Many passages stuck out to me – here are a few:
“The trees act not as individuals, but somehow as a collective. Exactly how they do this, we don’t yet know. But what we see is the power of unity. What happens to one happens to us all. We can starve together or feast together. All flourishing is mutual.”
“In the settler mind, land was property, real estate, capital, or natural resources. But to our people, it was everything: identity, the connection to our ancestors, the home of our nonhuman kinfolk, our pharmacy, our library, the source of all that sustained us.”
“Transformation is not accomplished by tentative wading at the edge.”
“What I’m looking for, I suppose, is balance, and that is a moving target.
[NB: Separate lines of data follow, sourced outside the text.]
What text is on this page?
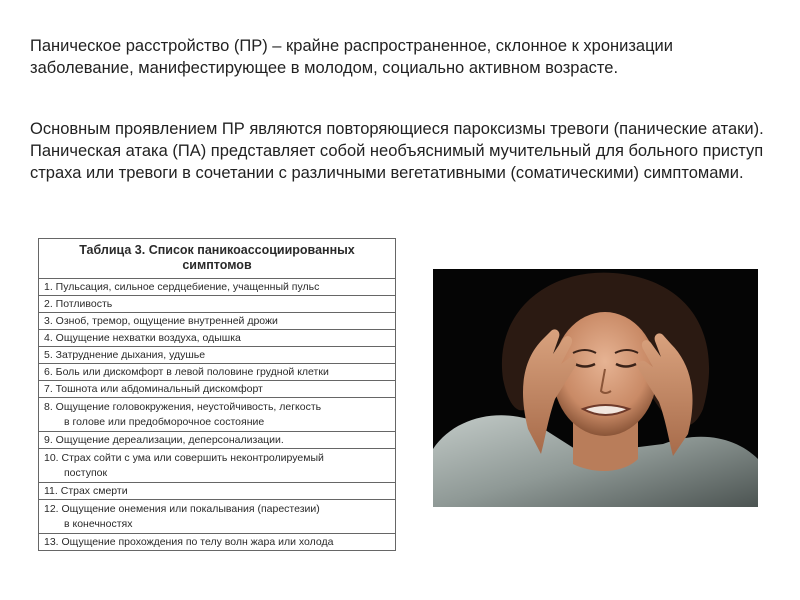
Паническое расстройство (ПР) – крайне распространенное, склонное к хронизации заболевание, манифестирующее в молодом, социально активном возрасте.

Основным проявлением ПР являются повторяющиеся пароксизмы тревоги (панические атаки). Паническая атака (ПА) представляет собой необъяснимый мучительный для больного приступ страха или тревоги в сочетании с различными вегетативными (соматическими) симптомами.

Таблица 3. Список паникоассоциированных
симптомов
1. Пульсация, сильное сердцебиение, учащенный пульс
2. Потливость
3. Озноб, тремор, ощущение внутренней дрожи
4. Ощущение нехватки воздуха, одышка
5. Затруднение дыхания, удушье
6. Боль или дискомфорт в левой половине грудной клетки
7. Тошнота или абдоминальный дискомфорт
8. Ощущение головокружения, неустойчивость, легкость
в голове или предобморочное состояние

9. Ощущение дереализации, деперсонализации.
10. Страх сойти с ума или совершить неконтролируемый
поступок

11. Страх смерти
12. Ощущение онемения или покалывания (парестезии)
в конечностях

13. Ощущение прохождения по телу волн жара или холода
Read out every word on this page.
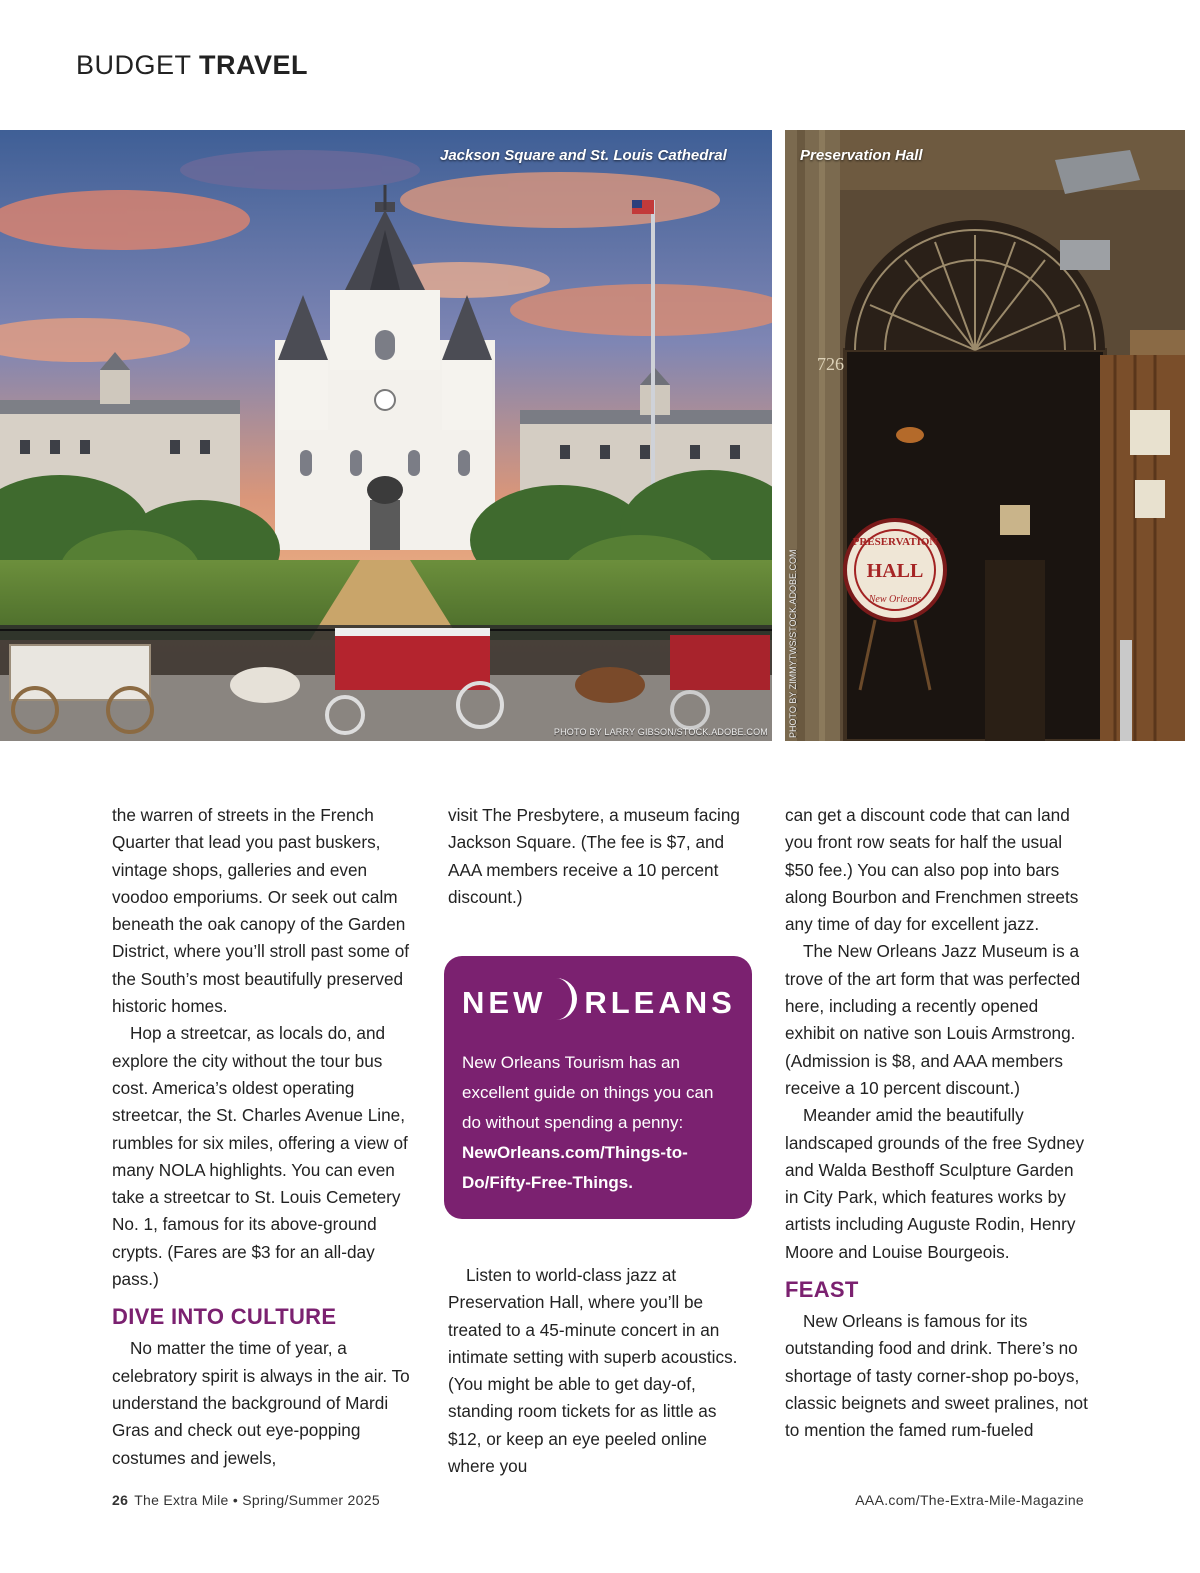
BUDGET TRAVEL
Jackson Square and St. Louis Cathedral
PHOTO BY LARRY GIBSON/STOCK.ADOBE.COM
HALL
PRESERVATION
New Orleans
726
Preservation Hall
PHOTO BY ZIMMYTWS/STOCK.ADOBE.COM

the warren of streets in the French Quarter that lead you past buskers, vintage shops, galleries and even voodoo emporiums. Or seek out calm beneath the oak canopy of the Garden District, where you’ll stroll past some of the South’s most beautifully preserved historic homes.

Hop a streetcar, as locals do, and explore the city without the tour bus cost. America’s oldest operating streetcar, the St. Charles Avenue Line, rumbles for six miles, offering a view of many NOLA highlights. You can even take a streetcar to St. Louis Cemetery No. 1, famous for its above-ground crypts. (Fares are $3 for an all-day pass.)

DIVE INTO CULTURE

No matter the time of year, a celebratory spirit is always in the air. To understand the background of Mardi Gras and check out eye-popping costumes and jewels,

visit The Presbytere, a museum facing Jackson Square. (The fee is $7, and AAA members receive a 10 percent discount.)

NEW RLEANS
New Orleans Tourism has an excellent guide on things you can do without spending a penny:
NewOrleans.com/Things-to-Do/Fifty-Free-Things.

Listen to world-class jazz at Preservation Hall, where you’ll be treated to a 45-minute concert in an intimate setting with superb acoustics. (You might be able to get day-of, standing room tickets for as little as $12, or keep an eye peeled online where you

can get a discount code that can land you front row seats for half the usual $50 fee.) You can also pop into bars along Bourbon and Frenchmen streets any time of day for excellent jazz.

The New Orleans Jazz Museum is a trove of the art form that was perfected here, including a recently opened exhibit on native son Louis Armstrong. (Admission is $8, and AAA members receive a 10 percent discount.)

Meander amid the beautifully landscaped grounds of the free Sydney and Walda Besthoff Sculpture Garden in City Park, which features works by artists including Auguste Rodin, Henry Moore and Louise Bourgeois.

FEAST

New Orleans is famous for its outstanding food and drink. There’s no shortage of tasty corner-shop po-boys, classic beignets and sweet pralines, not to mention the famed rum-fueled

26 The Extra Mile • Spring/Summer 2025	AAA.com/The-Extra-Mile-Magazine
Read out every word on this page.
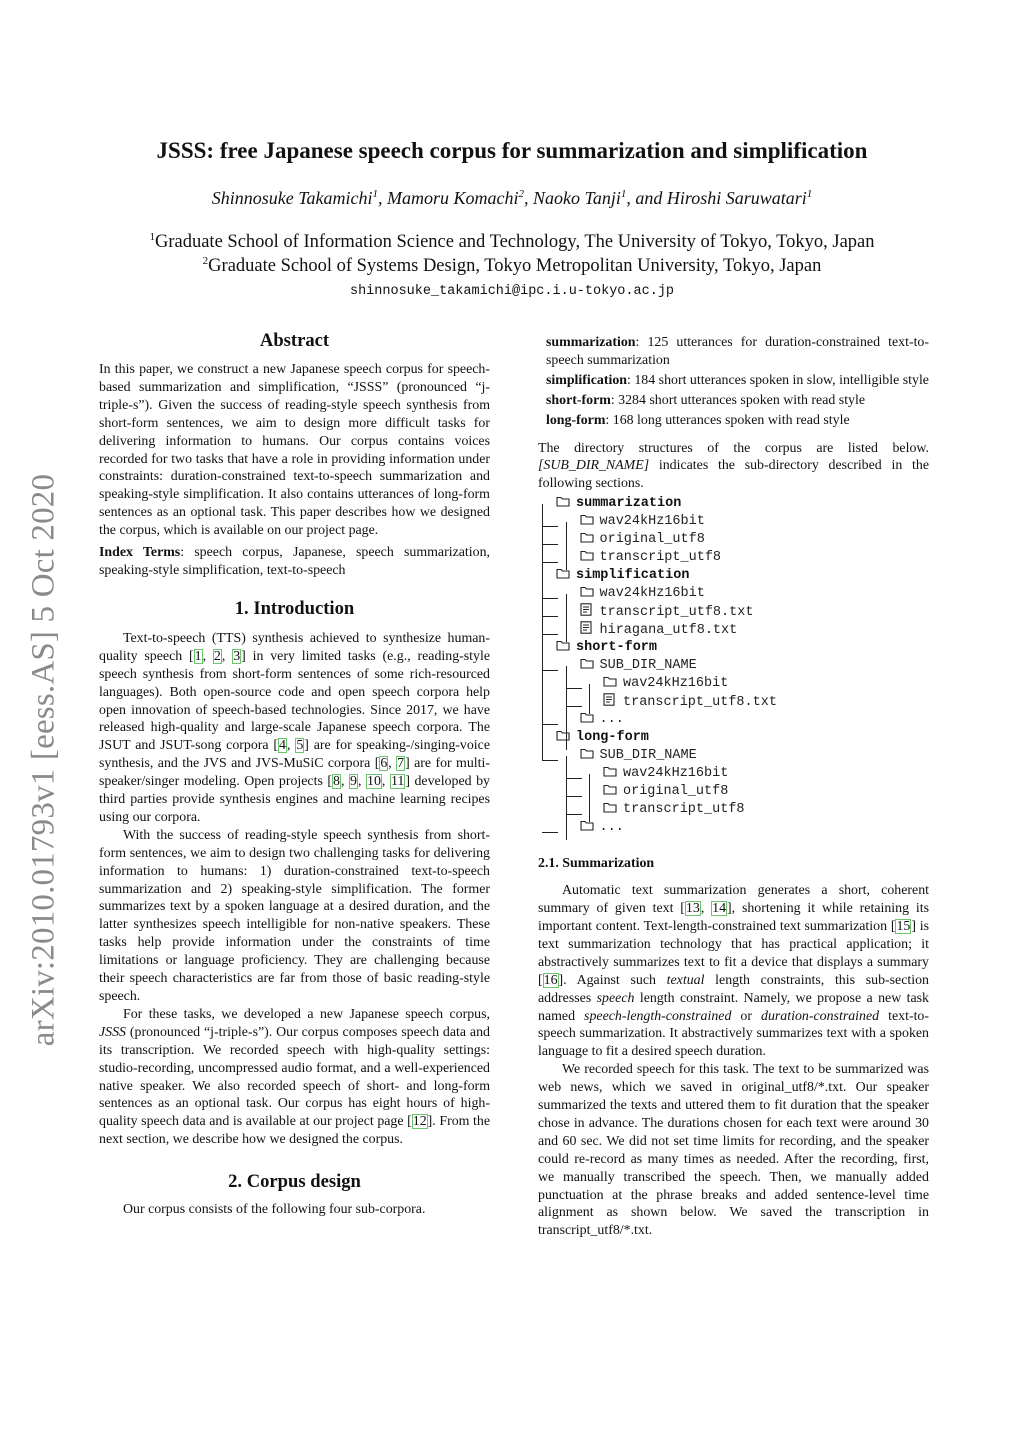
arXiv:2010.01793v1 [eess.AS] 5 Oct 2020
JSSS: free Japanese speech corpus for summarization and simplification
Shinnosuke Takamichi$^1$, Mamoru Komachi$^2$, Naoko Tanji$^1$, and Hiroshi Saruwatari$^1$
$^1$Graduate School of Information Science and Technology, The University of Tokyo, Tokyo, Japan
$^2$Graduate School of Systems Design, Tokyo Metropolitan University, Tokyo, Japan
shinnosuke_takamichi@ipc.i.u-tokyo.ac.jp
Abstract

In this paper, we construct a new Japanese speech corpus for speech-based summarization and simplification, “JSSS” (pronounced “j-triple-s”). Given the success of reading-style speech synthesis from short-form sentences, we aim to design more difficult tasks for delivering information to humans. Our corpus contains voices recorded for two tasks that have a role in providing information under constraints: duration-constrained text-to-speech summarization and speaking-style simplification. It also contains utterances of long-form sentences as an optional task. This paper describes how we designed the corpus, which is available on our project page.

Index Terms: speech corpus, Japanese, speech summarization, speaking-style simplification, text-to-speech

1. Introduction

Text-to-speech (TTS) synthesis achieved to synthesize human-quality speech [1, 2, 3] in very limited tasks (e.g., reading-style speech synthesis from short-form sentences of some rich-resourced languages). Both open-source code and open speech corpora help open innovation of speech-based technologies. Since 2017, we have released high-quality and large-scale Japanese speech corpora. The JSUT and JSUT-song corpora [4, 5] are for speaking-/singing-voice synthesis, and the JVS and JVS-MuSiC corpora [6, 7] are for multi-speaker/singer modeling. Open projects [8, 9, 10, 11] developed by third parties provide synthesis engines and machine learning recipes using our corpora.

With the success of reading-style speech synthesis from short-form sentences, we aim to design two challenging tasks for delivering information to humans: 1) duration-constrained text-to-speech summarization and 2) speaking-style simplification. The former summarizes text by a spoken language at a desired duration, and the latter synthesizes speech intelligible for non-native speakers. These tasks help provide information under the constraints of time limitations or language proficiency. They are challenging because their speech characteristics are far from those of basic reading-style speech.

For these tasks, we developed a new Japanese speech corpus, JSSS (pronounced “j-triple-s”). Our corpus composes speech data and its transcription. We recorded speech with high-quality settings: studio-recording, uncompressed audio format, and a well-experienced native speaker. We also recorded speech of short- and long-form sentences as an optional task. Our corpus has eight hours of high-quality speech data and is available at our project page [12]. From the next section, we describe how we designed the corpus.

2. Corpus design

Our corpus consists of the following four sub-corpora.

summarization: 125 utterances for duration-constrained text-to-speech summarization

simplification: 184 short utterances spoken in slow, intelligible style

short-form: 3284 short utterances spoken with read style

long-form: 168 long utterances spoken with read style

The directory structures of the corpus are listed below. [SUB_DIR_NAME] indicates the sub-directory described in the following sections.

summarization
wav24kHz16bit
original_utf8
transcript_utf8
simplification
wav24kHz16bit
transcript_utf8.txt
hiragana_utf8.txt
short-form
SUB_DIR_NAME
wav24kHz16bit
transcript_utf8.txt
...
long-form
SUB_DIR_NAME
wav24kHz16bit
original_utf8
transcript_utf8
...
2.1. Summarization

Automatic text summarization generates a short, coherent summary of given text [13, 14], shortening it while retaining its important content. Text-length-constrained text summarization [15] is text summarization technology that has practical application; it abstractively summarizes text to fit a device that displays a summary [16]. Against such textual length constraints, this sub-section addresses speech length constraint. Namely, we propose a new task named speech-length-constrained or duration-constrained text-to-speech summarization. It abstractively summarizes text with a spoken language to fit a desired speech duration.

We recorded speech for this task. The text to be summarized was web news, which we saved in original_utf8/*.txt. Our speaker summarized the texts and uttered them to fit duration that the speaker chose in advance. The durations chosen for each text were around 30 and 60 sec. We did not set time limits for recording, and the speaker could re-record as many times as needed. After the recording, first, we manually transcribed the speech. Then, we manually added punctuation at the phrase breaks and added sentence-level time alignment as shown below. We saved the transcription in transcript_utf8/*.txt.
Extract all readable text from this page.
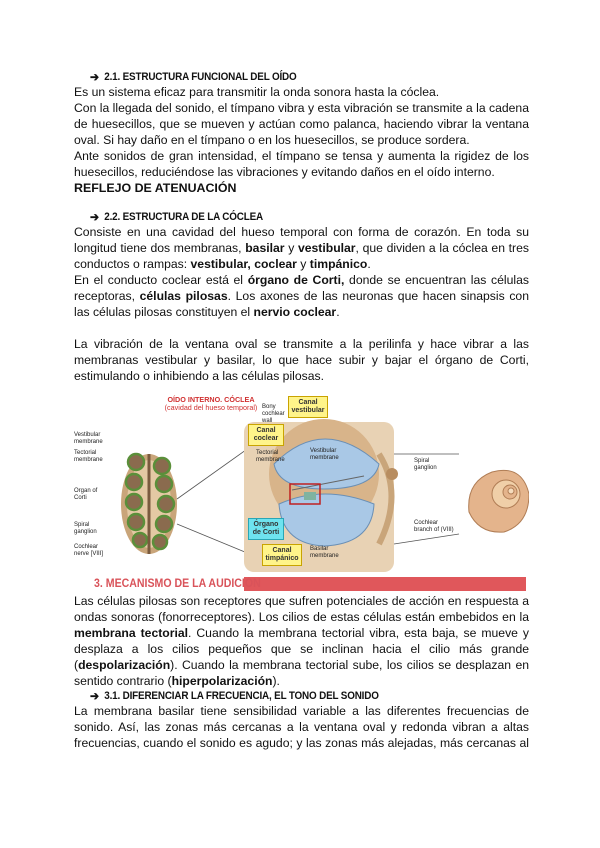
➔ 2.1. ESTRUCTURA FUNCIONAL DEL OÍDO

Es un sistema eficaz para transmitir la onda sonora hasta la cóclea.

Con la llegada del sonido, el tímpano vibra y esta vibración se transmite a la cadena de huesecillos, que se mueven y actúan como palanca, haciendo vibrar la ventana oval. Si hay daño en el tímpano o en los huesecillos, se produce sordera.

Ante sonidos de gran intensidad, el tímpano se tensa y aumenta la rigidez de los huesecillos, reduciéndose las vibraciones y evitando daños en el oído interno.

REFLEJO DE ATENUACIÓN

➔ 2.2. ESTRUCTURA DE LA CÓCLEA

Consiste en una cavidad del hueso temporal con forma de corazón. En toda su longitud tiene dos membranas, basilar y vestibular, que dividen a la cóclea en tres conductos o rampas: vestibular, coclear y timpánico.

En el conducto coclear está el órgano de Corti, donde se encuentran las células receptoras, células pilosas. Los axones de las neuronas que hacen sinapsis con las células pilosas constituyen el nervio coclear.

La vibración de la ventana oval se transmite a la perilinfa y hace vibrar a las membranas vestibular y basilar, lo que hace subir y bajar el órgano de Corti, estimulando o inhibiendo a las células pilosas.

OÍDO INTERNO. CÓCLEA
(cavidad del hueso temporal)
Canal vestibular
Canal coclear
Órgano de Corti
Canal timpánico
Bony cochlear wall
Tectorial membrane
Vestibular membrane	Spiral ganglion
Cochlear branch of (VIII)
Basilar membrane
Vestibular membrane
Tectorial membrane
Organ of Corti
Spiral ganglion
Cochlear nerve [VIII]
3. MECANISMO DE LA AUDICIÓN

Las células pilosas son receptores que sufren potenciales de acción en respuesta a ondas sonoras (fonorreceptores). Los cilios de estas células están embebidos en la membrana tectorial. Cuando la membrana tectorial vibra, esta baja, se mueve y desplaza a los cilios pequeños que se inclinan hacia el cilio más grande (despolarización). Cuando la membrana tectorial sube, los cilios se desplazan en sentido contrario (hiperpolarización).

➔ 3.1. DIFERENCIAR LA FRECUENCIA, EL TONO DEL SONIDO

La membrana basilar tiene sensibilidad variable a las diferentes frecuencias de sonido. Así, las zonas más cercanas a la ventana oval y redonda vibran a altas frecuencias, cuando el sonido es agudo; y las zonas más alejadas, más cercanas al
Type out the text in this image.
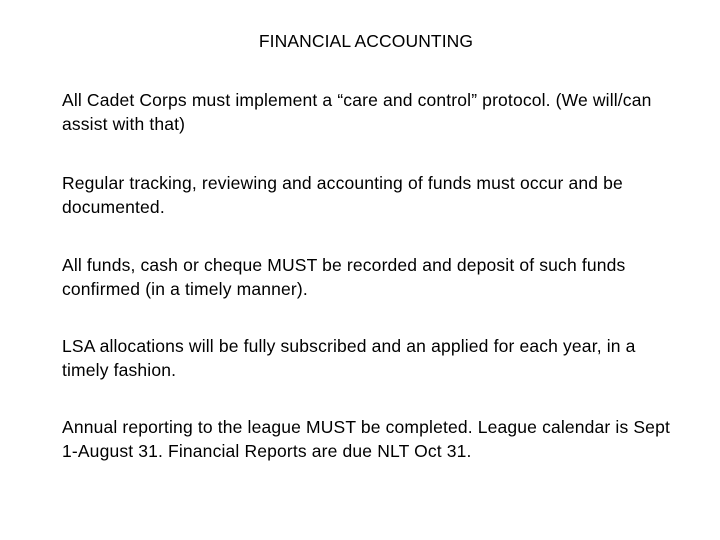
FINANCIAL ACCOUNTING
All Cadet Corps must implement a “care and control” protocol. (We will/can assist with that)
Regular tracking, reviewing and accounting of funds must occur and be documented.
All funds, cash or cheque MUST be recorded and deposit of such funds confirmed (in a timely manner).
LSA allocations will be fully subscribed and an applied for each year, in a timely fashion.
Annual reporting to the league MUST be completed. League calendar is Sept 1-August 31. Financial Reports are due NLT Oct 31.
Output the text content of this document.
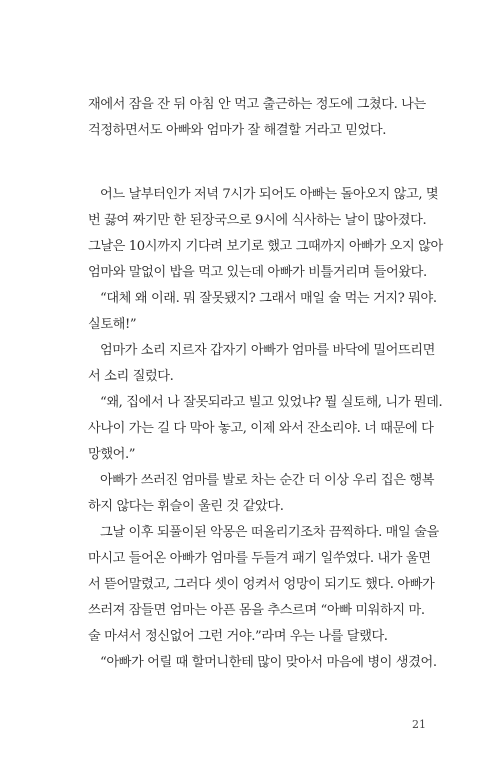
재에서 잠을 잔 뒤 아침 안 먹고 출근하는 정도에 그쳤다. 나는
걱정하면서도 아빠와 엄마가 잘 해결할 거라고 믿었다.
어느 날부터인가 저녁 7시가 되어도 아빠는 돌아오지 않고, 몇
번 끓여 짜기만 한 된장국으로 9시에 식사하는 날이 많아졌다.
그날은 10시까지 기다려 보기로 했고 그때까지 아빠가 오지 않아
엄마와 말없이 밥을 먹고 있는데 아빠가 비틀거리며 들어왔다.
“대체 왜 이래. 뭐 잘못됐지? 그래서 매일 술 먹는 거지? 뭐야.
실토해!”
엄마가 소리 지르자 갑자기 아빠가 엄마를 바닥에 밀어뜨리면
서 소리 질렀다.
“왜, 집에서 나 잘못되라고 빌고 있었냐? 뭘 실토해, 니가 뭔데.
사나이 가는 길 다 막아 놓고, 이제 와서 잔소리야. 너 때문에 다
망했어.”
아빠가 쓰러진 엄마를 발로 차는 순간 더 이상 우리 집은 행복
하지 않다는 휘슬이 울린 것 같았다.
그날 이후 되풀이된 악몽은 떠올리기조차 끔찍하다. 매일 술을
마시고 들어온 아빠가 엄마를 두들겨 패기 일쑤였다. 내가 울면
서 뜯어말렸고, 그러다 셋이 엉켜서 엉망이 되기도 했다. 아빠가
쓰러져 잠들면 엄마는 아픈 몸을 추스르며 “아빠 미워하지 마.
술 마셔서 정신없어 그런 거야.”라며 우는 나를 달랬다.
“아빠가 어릴 때 할머니한테 많이 맞아서 마음에 병이 생겼어.
21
Balance is not a passive resting place – it takes work, balancing the giving and the taking, the raking out and the putting in.”
“Imagine raising children in a culture in which gratitude is the first priority. […] And, while expressing gratitude seems innocent enough, it is a revolutionary idea. In a consumer society, contentment is a radical proposition. Recognizing abundance rather than scarcity undermines an economy that thrives by creating unmet desires. Gratitude cultivates an ethic of fullness, but the economy needs emptiness. […] Gratitude doesn’t send you out shopping to find satisfaction; it comes as a git rather than a commodity, subverting the foundation of the whole economy. That’s good medicine for land and people alike.”
“Reciprocity is an investment in abundance for both the eater and the eaten.”
“…how do we consume in a way that does justice to the lives that we take?”
“By honoring the knowledge in the land, and caring for its keepers, we start to become indigenous to place.”
“The parallels between the adaptations evolved by the plants and the needs of the people are indeed striking.”
“This is our work, to discover what we can give. Isn’t this the purpose of education, to learn the nature of your own gifts and how to use them for good in the world?”
“Restoring land for production of natural resources is not the same as renewal of land as cultural identity.”
“Restoration is imperative for healing the earth, but reciprocity is imperative for long-lasting, successful restoration.”